Wine Phenolic Compounds: Antimicrobial Properties against Yeasts, Lactic Acid and Acetic Acid Bacteria
Microbiology & Wine Research, Institute of Molecular Physiology, Johannes Gutenberg-University, Mainz 55099, Germany
Author to whom correspondence should be addressed.
Academic Editor: António Manuel Jordão
Beverages 2017, 3(3), 29; https://doi.org/10.3390/beverages3030029
Received: 24 April 2017 / Revised: 2 June 2017 / Accepted: 23 June 2017 / Published: 29 June 2017
(This article belongs to the Special Issue Phenolic Compounds in Fruit Beverages)

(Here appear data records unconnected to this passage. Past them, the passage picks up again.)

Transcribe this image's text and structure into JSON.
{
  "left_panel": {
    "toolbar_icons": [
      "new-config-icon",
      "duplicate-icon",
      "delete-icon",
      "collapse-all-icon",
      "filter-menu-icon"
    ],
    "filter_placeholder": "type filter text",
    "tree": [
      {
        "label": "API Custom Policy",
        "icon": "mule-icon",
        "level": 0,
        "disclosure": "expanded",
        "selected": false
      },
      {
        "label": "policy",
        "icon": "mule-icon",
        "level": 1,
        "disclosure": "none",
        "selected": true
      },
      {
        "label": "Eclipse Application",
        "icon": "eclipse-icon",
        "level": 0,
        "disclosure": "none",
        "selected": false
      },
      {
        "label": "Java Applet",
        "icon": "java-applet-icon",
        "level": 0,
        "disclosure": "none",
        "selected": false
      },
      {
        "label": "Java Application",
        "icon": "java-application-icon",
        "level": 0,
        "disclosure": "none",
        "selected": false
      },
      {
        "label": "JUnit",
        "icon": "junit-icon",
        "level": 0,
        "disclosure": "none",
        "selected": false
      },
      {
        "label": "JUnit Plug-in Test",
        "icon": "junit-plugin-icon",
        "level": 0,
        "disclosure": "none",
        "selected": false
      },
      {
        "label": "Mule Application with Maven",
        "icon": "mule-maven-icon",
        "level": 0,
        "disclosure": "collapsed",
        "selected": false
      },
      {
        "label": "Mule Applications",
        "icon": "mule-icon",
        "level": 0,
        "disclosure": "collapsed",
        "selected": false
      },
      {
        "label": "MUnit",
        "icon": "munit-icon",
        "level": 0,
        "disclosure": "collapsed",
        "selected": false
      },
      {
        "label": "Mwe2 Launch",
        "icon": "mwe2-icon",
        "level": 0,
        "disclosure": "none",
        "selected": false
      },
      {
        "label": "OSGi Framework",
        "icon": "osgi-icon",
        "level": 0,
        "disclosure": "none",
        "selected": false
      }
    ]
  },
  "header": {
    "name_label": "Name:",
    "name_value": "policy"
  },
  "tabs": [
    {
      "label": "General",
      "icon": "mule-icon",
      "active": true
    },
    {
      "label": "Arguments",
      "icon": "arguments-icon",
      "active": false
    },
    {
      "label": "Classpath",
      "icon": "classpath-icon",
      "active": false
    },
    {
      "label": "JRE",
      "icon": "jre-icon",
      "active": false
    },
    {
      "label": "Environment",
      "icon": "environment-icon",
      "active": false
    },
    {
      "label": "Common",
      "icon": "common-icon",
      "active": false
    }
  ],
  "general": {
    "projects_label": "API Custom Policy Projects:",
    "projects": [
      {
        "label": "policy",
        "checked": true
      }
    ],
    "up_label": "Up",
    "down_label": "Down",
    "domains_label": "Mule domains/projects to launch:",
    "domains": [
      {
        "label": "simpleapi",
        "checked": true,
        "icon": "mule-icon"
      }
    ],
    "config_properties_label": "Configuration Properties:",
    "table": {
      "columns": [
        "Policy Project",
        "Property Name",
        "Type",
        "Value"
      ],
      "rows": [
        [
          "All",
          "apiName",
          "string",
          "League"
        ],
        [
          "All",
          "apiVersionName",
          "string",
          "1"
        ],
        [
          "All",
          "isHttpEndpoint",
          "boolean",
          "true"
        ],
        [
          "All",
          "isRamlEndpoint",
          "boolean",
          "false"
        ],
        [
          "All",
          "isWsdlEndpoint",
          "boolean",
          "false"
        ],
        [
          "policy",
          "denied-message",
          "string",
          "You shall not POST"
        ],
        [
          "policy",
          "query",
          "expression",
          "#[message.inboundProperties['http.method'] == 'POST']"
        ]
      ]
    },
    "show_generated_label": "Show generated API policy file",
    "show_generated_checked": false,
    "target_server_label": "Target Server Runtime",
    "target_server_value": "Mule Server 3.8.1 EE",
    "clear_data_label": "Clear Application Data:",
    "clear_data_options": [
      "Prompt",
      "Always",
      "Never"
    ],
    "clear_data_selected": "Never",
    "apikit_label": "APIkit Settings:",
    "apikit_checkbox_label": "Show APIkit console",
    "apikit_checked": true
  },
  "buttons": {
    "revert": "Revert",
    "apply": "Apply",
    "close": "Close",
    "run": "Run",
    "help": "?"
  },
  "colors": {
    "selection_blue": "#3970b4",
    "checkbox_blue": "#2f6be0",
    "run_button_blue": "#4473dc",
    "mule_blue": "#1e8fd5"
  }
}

Microorganisms play an important role in the conversion of grape juice into wine. Yeasts belonging the genus Saccharomyces are mainly responsible for the production of ethanol, but members of other genera are known as producers of off-flavors, e.g., volatile phenols. Lactic acid and acetic acid bacteria also occur regularly in must and wine. They are mostly undesirable due to their capacity to produce wine-spoiling compounds (acetic acid, biogenic amines, N-heterocycles, diacetyl, etc.). In conventional winemaking, additions of sulfite or lysozyme are used to inhibit growth of spoilage microorganisms. However, there is increasing concern about the health risks connected with these enological additives and high interest in finding alternatives. Phenols are naturally occurring compounds in grapes and wine and are well known for their antimicrobial and health-promoting activities. In this study, we tested a selection of phenolic compounds for their effect on growth and viability of wine-associated yeasts and bacteria. Our investigations confirmed the antimicrobial activities of ferulic acid and resveratrol described in previous studies. In addition, we found syringaldehyde highly efficient against wine-spoiling bacteria at concentrations of 250–1000 µg/mL. The promising bioactive activities of this aromatic aldehyde and its potential for winemaking deserves further research.